Poland's deepening plight

The world sorrows at Poland's plight. Any early hope that martial law would be bloodless and brief has been dashed as the army has imposed a repressive and harsh rule. The tragedy lies not only in the suppression - once again - of Poles' poignant struggle for a measure of freedom and a better life. It lies also in the tyranny which has ruled the Russian people for so many centuries and rules it still. How much time must pass before they, too, are free and have a government that feels secure enough to leave its neighbors alone? The extent to which the Soviet Union was directly involved in the Polish crackdown is in a sense irrelevant. The fact is, it has imposed a monstrous system on Eastern Europe that has prevented self-determination and provides the soil for popular opposition.

Everyone must pray that further violence in Poland can be avoided, for if the situation deteriorates the possibility of open Soviet intervention grows.
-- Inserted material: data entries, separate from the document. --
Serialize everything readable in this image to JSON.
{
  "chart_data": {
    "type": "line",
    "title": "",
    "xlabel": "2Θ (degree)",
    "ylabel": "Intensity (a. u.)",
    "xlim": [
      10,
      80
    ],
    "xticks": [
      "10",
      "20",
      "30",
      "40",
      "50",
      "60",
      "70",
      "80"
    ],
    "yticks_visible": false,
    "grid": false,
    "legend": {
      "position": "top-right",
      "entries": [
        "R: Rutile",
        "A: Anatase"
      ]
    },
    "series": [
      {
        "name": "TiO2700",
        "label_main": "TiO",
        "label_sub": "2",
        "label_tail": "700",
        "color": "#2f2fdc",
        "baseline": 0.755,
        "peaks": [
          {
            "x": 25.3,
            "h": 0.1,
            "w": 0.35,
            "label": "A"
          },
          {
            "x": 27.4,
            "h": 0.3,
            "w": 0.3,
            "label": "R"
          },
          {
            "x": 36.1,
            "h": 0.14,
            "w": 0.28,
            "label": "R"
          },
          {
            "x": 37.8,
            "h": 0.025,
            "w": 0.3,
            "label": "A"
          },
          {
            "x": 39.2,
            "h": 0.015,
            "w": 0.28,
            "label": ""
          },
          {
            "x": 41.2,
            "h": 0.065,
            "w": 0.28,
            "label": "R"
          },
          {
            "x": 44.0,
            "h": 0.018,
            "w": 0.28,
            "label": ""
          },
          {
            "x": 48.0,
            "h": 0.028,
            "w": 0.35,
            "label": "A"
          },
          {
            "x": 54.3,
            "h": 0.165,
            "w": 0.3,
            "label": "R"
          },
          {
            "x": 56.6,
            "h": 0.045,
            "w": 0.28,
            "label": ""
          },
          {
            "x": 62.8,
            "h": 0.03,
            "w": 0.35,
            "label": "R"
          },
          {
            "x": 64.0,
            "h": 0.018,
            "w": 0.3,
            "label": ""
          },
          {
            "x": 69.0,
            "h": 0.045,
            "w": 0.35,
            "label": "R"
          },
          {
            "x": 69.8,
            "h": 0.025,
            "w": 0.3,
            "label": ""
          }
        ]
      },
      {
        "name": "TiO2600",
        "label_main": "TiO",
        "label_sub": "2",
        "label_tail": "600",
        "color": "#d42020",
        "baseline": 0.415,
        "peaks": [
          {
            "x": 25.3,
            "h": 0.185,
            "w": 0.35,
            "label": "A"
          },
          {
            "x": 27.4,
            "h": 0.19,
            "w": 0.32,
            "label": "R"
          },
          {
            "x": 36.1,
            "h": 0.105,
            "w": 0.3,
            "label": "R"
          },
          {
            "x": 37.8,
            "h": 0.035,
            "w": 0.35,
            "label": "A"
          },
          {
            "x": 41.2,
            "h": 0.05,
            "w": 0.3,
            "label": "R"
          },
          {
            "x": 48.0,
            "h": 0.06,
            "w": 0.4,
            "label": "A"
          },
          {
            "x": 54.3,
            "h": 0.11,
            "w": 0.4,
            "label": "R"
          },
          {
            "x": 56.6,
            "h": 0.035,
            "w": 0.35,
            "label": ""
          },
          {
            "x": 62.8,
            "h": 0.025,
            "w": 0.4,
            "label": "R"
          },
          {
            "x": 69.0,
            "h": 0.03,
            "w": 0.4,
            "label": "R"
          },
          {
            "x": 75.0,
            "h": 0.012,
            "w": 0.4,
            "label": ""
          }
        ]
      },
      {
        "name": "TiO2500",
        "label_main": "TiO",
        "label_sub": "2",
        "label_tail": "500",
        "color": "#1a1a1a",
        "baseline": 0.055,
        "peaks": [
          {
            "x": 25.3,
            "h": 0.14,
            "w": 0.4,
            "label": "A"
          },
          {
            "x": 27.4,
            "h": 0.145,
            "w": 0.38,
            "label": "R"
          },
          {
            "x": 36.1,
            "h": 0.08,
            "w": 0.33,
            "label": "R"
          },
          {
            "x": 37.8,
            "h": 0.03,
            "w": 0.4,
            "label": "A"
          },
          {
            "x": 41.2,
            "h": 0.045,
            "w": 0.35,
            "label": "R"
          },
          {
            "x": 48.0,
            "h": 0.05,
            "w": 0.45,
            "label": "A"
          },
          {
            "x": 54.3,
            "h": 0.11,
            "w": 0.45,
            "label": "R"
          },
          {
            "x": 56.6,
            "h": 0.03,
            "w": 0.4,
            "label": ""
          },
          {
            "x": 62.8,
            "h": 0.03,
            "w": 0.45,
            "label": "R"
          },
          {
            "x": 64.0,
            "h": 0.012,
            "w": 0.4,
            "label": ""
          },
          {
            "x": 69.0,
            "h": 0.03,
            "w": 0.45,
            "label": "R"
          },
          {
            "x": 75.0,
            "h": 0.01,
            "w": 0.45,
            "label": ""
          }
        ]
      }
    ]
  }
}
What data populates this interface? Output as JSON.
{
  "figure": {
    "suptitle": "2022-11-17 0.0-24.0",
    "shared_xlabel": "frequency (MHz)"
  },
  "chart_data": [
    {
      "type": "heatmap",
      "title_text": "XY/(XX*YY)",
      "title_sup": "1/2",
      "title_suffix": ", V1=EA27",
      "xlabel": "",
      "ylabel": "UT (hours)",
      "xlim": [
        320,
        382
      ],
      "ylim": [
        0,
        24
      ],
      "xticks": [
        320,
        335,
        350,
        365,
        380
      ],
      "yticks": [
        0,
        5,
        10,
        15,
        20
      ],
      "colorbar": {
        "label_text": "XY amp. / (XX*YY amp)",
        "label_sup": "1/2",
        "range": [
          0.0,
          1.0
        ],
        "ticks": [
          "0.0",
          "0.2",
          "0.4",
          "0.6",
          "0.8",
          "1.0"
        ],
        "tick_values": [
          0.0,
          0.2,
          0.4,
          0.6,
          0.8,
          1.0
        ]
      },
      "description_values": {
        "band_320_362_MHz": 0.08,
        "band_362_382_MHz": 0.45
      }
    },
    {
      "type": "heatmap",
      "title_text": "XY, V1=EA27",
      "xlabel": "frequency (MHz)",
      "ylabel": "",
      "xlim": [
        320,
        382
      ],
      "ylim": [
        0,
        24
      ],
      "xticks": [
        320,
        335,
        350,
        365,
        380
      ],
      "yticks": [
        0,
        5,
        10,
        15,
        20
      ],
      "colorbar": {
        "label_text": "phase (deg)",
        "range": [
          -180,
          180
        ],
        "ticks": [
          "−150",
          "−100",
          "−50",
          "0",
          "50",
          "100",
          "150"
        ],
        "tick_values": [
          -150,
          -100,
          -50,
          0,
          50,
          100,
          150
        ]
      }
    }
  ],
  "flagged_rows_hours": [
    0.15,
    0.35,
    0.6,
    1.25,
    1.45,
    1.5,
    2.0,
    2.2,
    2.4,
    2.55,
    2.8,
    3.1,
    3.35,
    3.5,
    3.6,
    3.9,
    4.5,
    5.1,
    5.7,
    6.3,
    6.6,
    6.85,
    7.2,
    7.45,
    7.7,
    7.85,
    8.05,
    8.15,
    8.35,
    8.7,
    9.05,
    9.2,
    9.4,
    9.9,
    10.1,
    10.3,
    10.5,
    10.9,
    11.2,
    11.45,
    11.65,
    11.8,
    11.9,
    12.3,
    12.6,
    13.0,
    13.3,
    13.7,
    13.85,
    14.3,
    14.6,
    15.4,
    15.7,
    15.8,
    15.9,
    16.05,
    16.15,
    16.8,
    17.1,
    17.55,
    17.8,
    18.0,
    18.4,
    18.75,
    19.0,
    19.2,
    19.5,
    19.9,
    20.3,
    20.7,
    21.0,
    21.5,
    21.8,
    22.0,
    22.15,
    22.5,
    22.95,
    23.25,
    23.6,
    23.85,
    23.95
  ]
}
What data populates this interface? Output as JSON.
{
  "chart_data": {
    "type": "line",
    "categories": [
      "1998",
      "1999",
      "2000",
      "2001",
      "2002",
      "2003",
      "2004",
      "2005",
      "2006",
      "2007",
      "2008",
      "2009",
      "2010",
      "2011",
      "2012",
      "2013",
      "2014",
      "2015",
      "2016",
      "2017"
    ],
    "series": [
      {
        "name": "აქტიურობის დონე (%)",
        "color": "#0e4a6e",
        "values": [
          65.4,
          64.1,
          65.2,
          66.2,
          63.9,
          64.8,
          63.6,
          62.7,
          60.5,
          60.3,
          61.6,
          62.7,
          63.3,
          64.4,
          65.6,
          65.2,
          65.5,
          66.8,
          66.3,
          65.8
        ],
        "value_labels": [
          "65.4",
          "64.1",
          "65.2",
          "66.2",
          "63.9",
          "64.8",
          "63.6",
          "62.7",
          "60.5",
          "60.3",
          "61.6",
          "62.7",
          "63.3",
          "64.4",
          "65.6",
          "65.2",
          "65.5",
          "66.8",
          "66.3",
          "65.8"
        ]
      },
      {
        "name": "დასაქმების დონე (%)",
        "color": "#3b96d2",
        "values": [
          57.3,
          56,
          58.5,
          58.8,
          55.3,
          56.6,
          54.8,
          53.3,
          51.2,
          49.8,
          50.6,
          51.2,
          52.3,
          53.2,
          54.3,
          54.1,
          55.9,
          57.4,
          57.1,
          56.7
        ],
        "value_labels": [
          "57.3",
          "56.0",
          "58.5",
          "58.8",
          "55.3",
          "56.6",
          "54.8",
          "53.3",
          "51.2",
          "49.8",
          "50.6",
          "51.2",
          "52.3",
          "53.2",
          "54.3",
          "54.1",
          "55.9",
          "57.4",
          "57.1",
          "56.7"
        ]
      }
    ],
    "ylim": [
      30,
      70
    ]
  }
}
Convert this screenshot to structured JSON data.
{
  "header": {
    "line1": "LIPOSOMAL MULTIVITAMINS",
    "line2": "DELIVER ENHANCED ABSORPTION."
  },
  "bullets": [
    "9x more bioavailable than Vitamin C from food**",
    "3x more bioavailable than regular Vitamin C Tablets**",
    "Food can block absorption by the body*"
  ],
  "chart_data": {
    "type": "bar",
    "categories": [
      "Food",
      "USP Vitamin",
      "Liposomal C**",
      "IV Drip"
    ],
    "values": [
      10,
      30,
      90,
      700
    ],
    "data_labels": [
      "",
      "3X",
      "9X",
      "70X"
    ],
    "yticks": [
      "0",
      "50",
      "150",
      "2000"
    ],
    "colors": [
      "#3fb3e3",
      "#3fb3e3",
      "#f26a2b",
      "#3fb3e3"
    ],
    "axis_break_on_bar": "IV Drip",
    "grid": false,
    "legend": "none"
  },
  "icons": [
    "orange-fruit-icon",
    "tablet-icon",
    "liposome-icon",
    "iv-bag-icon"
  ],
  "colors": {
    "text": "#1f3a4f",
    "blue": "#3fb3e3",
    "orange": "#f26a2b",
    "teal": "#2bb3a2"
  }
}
All must also ardently hope that the Poles - government and Solidarity - can still work out a modus vivendi making it possible to save something of the reform movement. This looks to be increasingly difficult, now that it is known how many months the government had been planning a crackdown. Whatever credibility the regime had must certainly now be utterly shattered.

Yet General Jaruzelski must know that, while his troops can force the factories to open and even force Poles to go to their jobs, he cannot make them work with the enthusiasm and discipline needed to revive the economy. The economic crisis will only persist with workers bitter and demoralized, and tempted to passive resistance.

At this stage it remains to be seen what role the Roman Catholic Church might play as it tries to forestall more violence. Can it be instrumental in bringing about a negotiation? For such a negotiation to succeed, all sides would have to be prepared to live with a situation different from that which existed earlier. The government would have to adjust to Solidarity, the union would have to adjust by pulling back its demands, and - not least of all - the Soviet Union would have to adjust to a changed Polish structure. Poles would end up with much less in the way of freedom than Solidarity initially aspired to, but surely this would be a better alternative to stalemate, civil disturbances, and a ''Soviet solution.''

The West, which is morally offended by the jailing of Solidarity activists, closing down of the free press, and other acts of force, is not entirely without resources. The Polish economy cannot get off the ground without continuing Western aid and a rescheduling of Poland's massive debt. President Reagan and other Western leaders are right to tie economic help to the end of martial law and to economic and other reform measures.

The Soviet Union, for its part, just as in Hungary in 1956 and in Czechoslovakia in 1968, has confronted another tide of resistance to communist rule and sanctioned a counter-effort to put it down. The result will be even greater Polish hatred not only for Poland's own communist system but for the Soviet Union and its people - and thus, ironically, even less security for the Soviet empire. Surely the men in the Kremlin realize that, while the Polish rebellion may be suppressed for a while, it will never be snuffed out. This time it was joined by virtually the entire nation - workers, intellectuals, students - and it is certain to reemerge.

If the Poles seem to have forgotten their geography in their overambitious reach for freedom and change, the Soviet leaders would do well not to forget the Polish spirit of independence. A political compromise in Poland is still preferable to armed intervention - even from the standpoint of the Russians.